David Solomon, who leads Goldman Sachs, told attendees at the Global Financial Leaders’ Investment Summit that markets will probably fall between 10 to 20% sometime in the next 12 to 24 months.
“Things run, and then they pull back so people can reassess,” Solomon said as quoted by CNBC.
But Solomon made clear that such drops should not worry long-term investors. He said Goldman Sachs continues to tell its clients to keep their money in the market and review how their investments are spread out, rather than trying to guess when prices will rise or fall.
“A 10 to 15% drawdown happens often, even through positive market cycles,” he explained. “It’s not something that changes your fundamental, your structural belief as to how you want to allocate capital.”
Ted Pick, the head of Morgan Stanley, shared similar thoughts during the same discussion. He said investors should actually see temporary declines as a good thing, not a warning sign of trouble ahead.
“We should also welcome the possibility that there would be drawdowns, 10 to 15% drawdowns that are not driven by some sort of macro cliff effect,” Pick said.
The two executives are not alone in their concerns. The International Monetary Fund recently warned that markets could experience a sudden sharp drop. Federal Reserve Chair Jerome Powell and Bank of England Governor Andrew Bailey have also raised concerns about stock prices being too high.
Despite these warnings about a possible pullback, both Goldman Sachs and Morgan Stanley see good opportunities in Asian markets over the coming years. They pointed to recent positive changes, including the trade agreement between the United States and China.

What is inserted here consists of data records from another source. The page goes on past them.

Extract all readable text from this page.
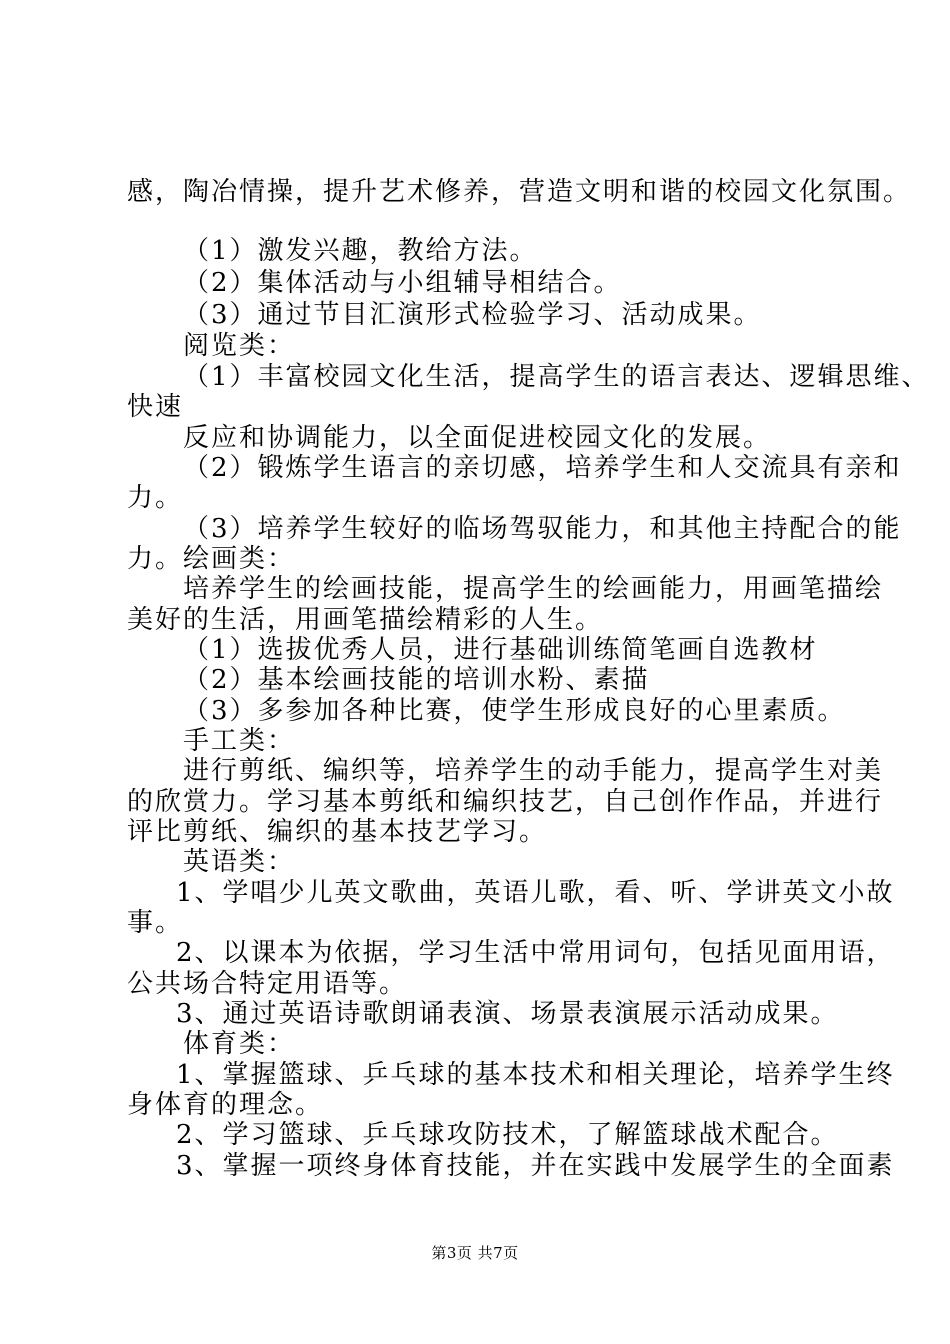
感，陶冶情操，提升艺术修养，营造文明和谐的校园文化氛围。
（1）激发兴趣，教给方法。
（2）集体活动与小组辅导相结合。
（3）通过节目汇演形式检验学习、活动成果。
阅览类：
（1）丰富校园文化生活，提高学生的语言表达、逻辑思维、
快速
反应和协调能力，以全面促进校园文化的发展。
（2）锻炼学生语言的亲切感，培养学生和人交流具有亲和
力。
（3）培养学生较好的临场驾驭能力，和其他主持配合的能
力。绘画类：
培养学生的绘画技能，提高学生的绘画能力，用画笔描绘
美好的生活，用画笔描绘精彩的人生。
（1）选拔优秀人员，进行基础训练简笔画自选教材
（2）基本绘画技能的培训水粉、素描
（3）多参加各种比赛，使学生形成良好的心里素质。
手工类：
进行剪纸、编织等，培养学生的动手能力，提高学生对美
的欣赏力。学习基本剪纸和编织技艺，自己创作作品，并进行
评比剪纸、编织的基本技艺学习。
英语类：
1、学唱少儿英文歌曲，英语儿歌，看、听、学讲英文小故
事。
2、以课本为依据，学习生活中常用词句，包括见面用语，
公共场合特定用语等。
3、通过英语诗歌朗诵表演、场景表演展示活动成果。
体育类：
1、掌握篮球、乒乓球的基本技术和相关理论，培养学生终
身体育的理念。
2、学习篮球、乒乓球攻防技术，了解篮球战术配合。
3、掌握一项终身体育技能，并在实践中发展学生的全面素
第3页 共7页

Solomon said Goldman Sachs believes investors worldwide will keep putting money into China, calling it one of the “largest and most important economies” globally.
Pick said Morgan Stanley feels positive about Hong Kong, China, Japan and India because each has its own unique story of economic growth. He specifically mentioned Japan’s efforts to improve how companies are run and India’s major spending on infrastructure as investment opportunities that could play out over several years.
“It’s hard not to be excited about Hong Kong, China, Japan and India — three vastly different narratives, but all part of a global Asia story,” Pick said. He particularly highlighted China’s artificial intelligence, electric vehicle and biotechnology industries as areas worth watching.
As reported by Cryptopolitan Southeast Asian markets are also drawing increased attention from global investors looking for alternatives as trade dynamics shift worldwide.